ウォーターボーディング?

アメリカでは「対テロ戦争」の拘束者の取り扱いと裁判に関する法案が上院で可決された(参照)。この法案の帰結は正直まだよくわからない。habeas corpus請求権の制限など、裁判に関連する部分のほうが議論を呼んでいる。また、法案の改正に努めた共和党のマケイン上院議員は、ウォーターボーディングなどの苛酷な尋問は不可能になったというが、その点は明確ではないとの声もある。どちらかというと今までに行った強化尋問や特別引き渡しを正当化する意味合いが強いのかもしれない。
いわゆる強化尋問(enhanced interrogation)では6つのテクニックが用いられた。そのうちの5つは「腹部を平手で打つ」、「水を飲ませて裸で立たせる」など一読してわかる内容だったが、よくわからないのがウォーターボーディングというものだった。

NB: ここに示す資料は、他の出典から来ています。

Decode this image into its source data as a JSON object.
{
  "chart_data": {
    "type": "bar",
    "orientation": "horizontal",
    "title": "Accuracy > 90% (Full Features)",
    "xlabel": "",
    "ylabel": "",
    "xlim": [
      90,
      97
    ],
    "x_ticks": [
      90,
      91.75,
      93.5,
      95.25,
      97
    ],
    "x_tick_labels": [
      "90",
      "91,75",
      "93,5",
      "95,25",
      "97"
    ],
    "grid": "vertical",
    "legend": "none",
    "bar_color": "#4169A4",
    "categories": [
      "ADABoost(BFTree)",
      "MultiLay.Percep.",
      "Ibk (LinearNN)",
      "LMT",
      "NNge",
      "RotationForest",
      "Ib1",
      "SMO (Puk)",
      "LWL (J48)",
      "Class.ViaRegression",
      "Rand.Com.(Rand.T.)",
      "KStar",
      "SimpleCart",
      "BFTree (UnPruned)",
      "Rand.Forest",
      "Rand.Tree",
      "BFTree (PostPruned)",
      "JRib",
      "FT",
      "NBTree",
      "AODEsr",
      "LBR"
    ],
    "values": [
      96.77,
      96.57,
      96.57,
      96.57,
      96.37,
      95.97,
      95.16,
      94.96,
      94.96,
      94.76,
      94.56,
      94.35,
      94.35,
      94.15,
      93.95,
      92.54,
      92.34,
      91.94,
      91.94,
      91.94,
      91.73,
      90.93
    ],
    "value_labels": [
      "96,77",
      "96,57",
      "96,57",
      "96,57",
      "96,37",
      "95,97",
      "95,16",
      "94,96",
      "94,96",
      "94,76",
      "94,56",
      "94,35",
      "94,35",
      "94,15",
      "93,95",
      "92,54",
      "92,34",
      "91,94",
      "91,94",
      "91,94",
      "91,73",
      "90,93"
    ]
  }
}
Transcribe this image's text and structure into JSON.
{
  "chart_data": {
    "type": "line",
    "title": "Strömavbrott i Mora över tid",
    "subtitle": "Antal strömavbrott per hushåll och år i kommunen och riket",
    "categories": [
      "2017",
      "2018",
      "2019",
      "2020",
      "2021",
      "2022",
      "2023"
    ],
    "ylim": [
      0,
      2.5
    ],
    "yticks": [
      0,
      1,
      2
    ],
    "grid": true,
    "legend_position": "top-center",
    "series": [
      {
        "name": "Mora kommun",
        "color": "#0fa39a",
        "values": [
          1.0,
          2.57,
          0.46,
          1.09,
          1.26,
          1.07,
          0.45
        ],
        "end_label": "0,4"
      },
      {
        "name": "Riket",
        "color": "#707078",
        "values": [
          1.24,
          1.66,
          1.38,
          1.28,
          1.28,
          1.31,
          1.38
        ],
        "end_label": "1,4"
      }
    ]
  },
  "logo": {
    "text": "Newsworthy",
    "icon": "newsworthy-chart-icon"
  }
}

6.ウォーター・ボーディング:囚人は傾斜のついたボードの上に縛られ、足はあげられ、頭は足より低い位置におかれる。セロファンが囚人の顔に巻かれ、その上に水が注がれる。これにより不可避的に催吐反射が起って、溺死するのではないかという恐怖が沸き上がり、この処置をやめてくれるようほとんどすぐに懇願する結果となる。
正直に言って、それほど大したことないんじゃないか……と自分は考えていた。
トゥオル・スレン博物館の写真から判断すると、クメール・ルージュの考えは違うようだ。

拷問は有効か?

ところで、たとえ道徳的判断を抜きにしても、そもそも拷問で引き出した情報はどれほど役に立つのかという実際的な疑問がある。情報が役にも立たないなら、"Ticking Bomb situation"*1のようなアクロバットな議論は、そう、単なる知的アクロバットにすぎないわけだ。
この点にかんしては、FBIの捜査官やCIAの元エージェントたちからも疑問があがっている。拷問を受ける者は苦痛を終わらせるために拷問者の望みどおりどんなことでも言うからである。FBIはもっと長い時間をかけ、対象とのあいだに個人的な関係を築いていく手法が有効であると考えている。拷問はクメール・ルージュが目的としたように、「告白」を引き出すのには使えるだろう。「おまえは共産主義者のスパイか?」「米帝の手先か?」「魔女か?」のような質問に首を肯かせる目的には役に立つ。だが、それを基に行動できるような信頼性のある情報を引き出せるかについては疑問が残るという。
実際すでに惨憺たる失敗例がある。アルカイダの幹部Ibn al Shaykh al Libiの事例である。Al Libiは上述のウォーターボーディングを含む一連の「強化尋問」を適用され、アルカイダのメンバーがイラクで爆弾製作や化学兵器使用の訓練を受けていると「告白」した。この情報はイラクアルカイダの繋がりを示す最重要の論拠の1つとして、米政府高官に繰り返し使用された。だが、この告白はまったくのでまかせであり、イラクアルカイダに繋がりは無かった。2004年2月に出されたCIAの報告書では、Al Libiは告白を撤回したと述べられている。
 ただ、Al Libiの事例は情報機関の失敗というよりも、もっと深いレベルの問題かもしれない。米上院情報特別委員会の報告によれば、国防情報局(DIA)は2002年2月の段階でal Libiの情報に詳細が欠けている点を指摘、信頼性は低いと評価している。それどころか、al Libiはアメリカにイラクを攻撃させるため、尋問者をミスリードしようとしている可能性すら考慮されている。だが、2003年にDIAも作成段階で協力したCIAの報告書では、そうした評価は考慮されず、al Libbiの情報は信頼できると書かれている。理由は不明である。

*1:「爆弾がカチカチ鳴って爆発寸前」みたいな、一般市民の命が多数懸かっている状況では拷問も正当化されうるという議論。